Naked Fig Catering brings plant based meals by sourcing the highest quality ingredients and transforming them into dishes that invigorate the senses and leave a lasting impression.
Executive Chef Robin Selden shows us how to make a classic Rigatoni Bolognese with Caesar salad and sunflower seed Caesar dressing.
Bolognese Sauce Ingredients:
4 tablespoon olive oil
¾ cup small diced onion
2 cloves minced garlic
½ cup carrot (pulsed in food processor until same size as small diced onion)
½ cup celery (pulsed in food processor until same size as small diced onion)
1 ½ cup portobello mushroom (pulsed in food processor until same size as small diced onion)
¾ cup walnut (pulsed in food processor until same size as small diced onion)
4 tablespoon olive oil
1 teaspoon red pepper flakes
1 teaspoon freshly cracked black pepper
2 branches oregano
4 tablespoon caramelized tomato paste
¾ cup red wine
2 ½ cup crushed San Marzano tomato
2 bunches thyme
2 bunches rosemary
- Sauté walnuts and portobello mushrooms in olive oil with 1 t sea salt until walnuts start to toast and mushrooms start to get color. Scoop out mushroom walnut and oil mixture and set aside.
- Add in 4 tablespoon more of olive oil and sauté onion with 1 t sea salt until sweated thoroughly; add in minced garlic and sweat until cooked. Add carrots and celery and sauté until softened. Add tomato paste and red wine and cook out alcohol. Add walnut portobello mixture back in, add in red pepper flakes, black pepper, crushed tomatoes and oregano and simmer low for three hours with a lid on. Add in branches of thyme and rosemary. Take off of heat and chill completely.
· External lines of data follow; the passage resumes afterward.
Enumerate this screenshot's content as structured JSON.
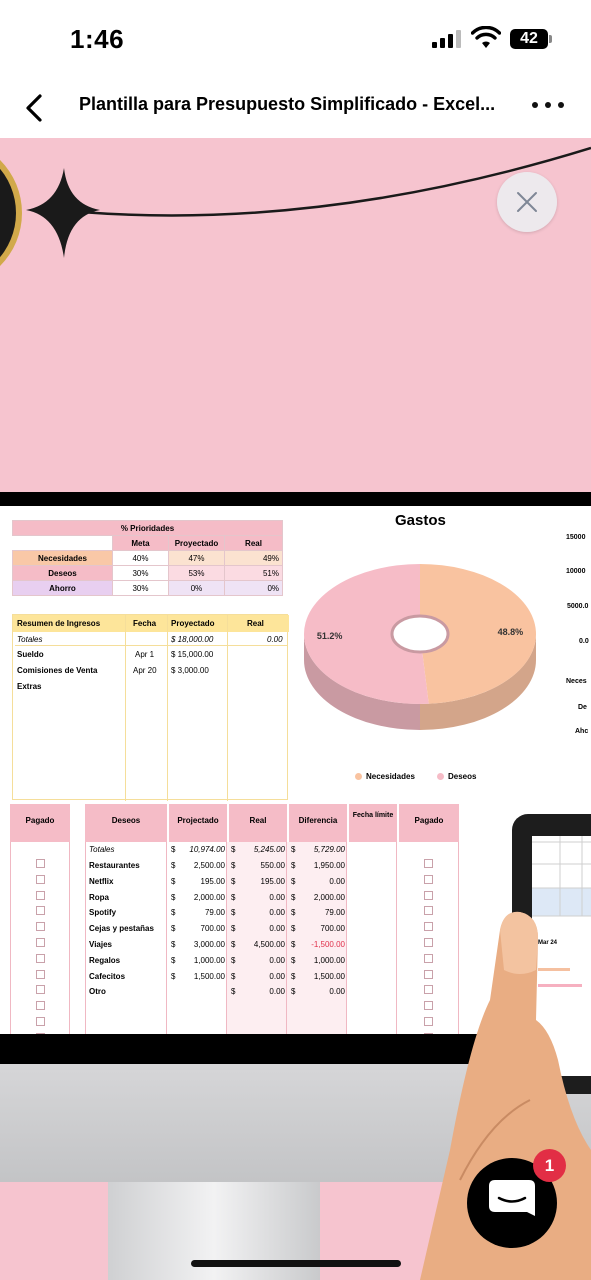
{
  "status_bar": {
    "time": "1:46",
    "battery": "42"
  },
  "nav": {
    "title": "Plantilla para Presupuesto Simplificado - Excel..."
  },
  "priorities": {
    "title": "% Prioridades",
    "headers": [
      "Meta",
      "Proyectado",
      "Real"
    ],
    "rows": [
      {
        "label": "Necesidades",
        "meta": "40%",
        "proyectado": "47%",
        "real": "49%"
      },
      {
        "label": "Deseos",
        "meta": "30%",
        "proyectado": "53%",
        "real": "51%"
      },
      {
        "label": "Ahorro",
        "meta": "30%",
        "proyectado": "0%",
        "real": "0%"
      }
    ]
  },
  "income": {
    "headers": [
      "Resumen de Ingresos",
      "Fecha",
      "Proyectado",
      "Real"
    ],
    "totals_label": "Totales",
    "totals_proj": "$ 18,000.00",
    "totals_real": "0.00",
    "rows": [
      {
        "label": "Sueldo",
        "fecha": "Apr 1",
        "proj": "$ 15,000.00"
      },
      {
        "label": "Comisiones de Venta",
        "fecha": "Apr 20",
        "proj": "$ 3,000.00"
      },
      {
        "label": "Extras",
        "fecha": "",
        "proj": ""
      }
    ]
  },
  "chart_data": {
    "type": "pie",
    "title": "Gastos",
    "categories": [
      "Necesidades",
      "Deseos"
    ],
    "values": [
      48.8,
      51.2
    ],
    "labels": [
      "48.8%",
      "51.2%"
    ],
    "colors": [
      "#f9c3a0",
      "#f6bcc7"
    ],
    "legend": "bottom"
  },
  "side_axis": [
    "15000",
    "10000",
    "5000.0",
    "0.0",
    "Neces",
    "De",
    "Ahc"
  ],
  "wishes": {
    "left_paid_header": "Pagado",
    "headers": [
      "Deseos",
      "Projectado",
      "Real",
      "Diferencia",
      "Fecha límite",
      "Pagado"
    ],
    "totals": {
      "label": "Totales",
      "proj": "10,974.00",
      "real": "5,245.00",
      "diff": "5,729.00"
    },
    "rows": [
      {
        "label": "Restaurantes",
        "proj": "2,500.00",
        "real": "550.00",
        "diff": "1,950.00"
      },
      {
        "label": "Netflix",
        "proj": "195.00",
        "real": "195.00",
        "diff": "0.00"
      },
      {
        "label": "Ropa",
        "proj": "2,000.00",
        "real": "0.00",
        "diff": "2,000.00"
      },
      {
        "label": "Spotify",
        "proj": "79.00",
        "real": "0.00",
        "diff": "79.00"
      },
      {
        "label": "Cejas y pestañas",
        "proj": "700.00",
        "real": "0.00",
        "diff": "700.00"
      },
      {
        "label": "Viajes",
        "proj": "3,000.00",
        "real": "4,500.00",
        "diff": "-1,500.00"
      },
      {
        "label": "Regalos",
        "proj": "1,000.00",
        "real": "0.00",
        "diff": "1,000.00"
      },
      {
        "label": "Cafecitos",
        "proj": "1,500.00",
        "real": "0.00",
        "diff": "1,500.00"
      },
      {
        "label": "Otro",
        "proj": "",
        "real": "0.00",
        "diff": "0.00"
      }
    ],
    "currency": "$"
  },
  "tablet": {
    "label": "Mar 24"
  },
  "chat": {
    "badge": "1"
  },
  "colors": {
    "pink_bg": "#f6c4cf",
    "negative": "#e0314b"
  }
}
- Cook pasta in salted pasta water and have a sauté pan set aside on the stove with a portion of Bolognese with the heat off. Once pasta is cooked al dente, dump out pasta in pan with a small amount of the pasta water, turn on the heat and add in the pasta water to the Bolognese sauce and begin heating it, while also finishing cooking the pasta.
Little Gem Caesar Salad
Sunflower Seed Caesar Dressing Ingredients:
2 cups olive oil
2 cloves garlic
4 celery stalks chopped
1 cup water
1 cup soaked sunflower seeds
½ cup lemon juice
1/2 cup tamari
2 tablespoons chickpea Miso
2 tablespoons Umeboshi vinegar
1 Tablespoon freshly ground black pepper
1 Tablespoon xanthan gum (can substitute corn starch as thickening & emulsifying agent made from sodium & potassium)
- Blend all of the ingredients (except Xanthan) in high-speed blender until smooth and creamy.
- After completely mixed (and with the blender still running), slowly add the Xanthan gum.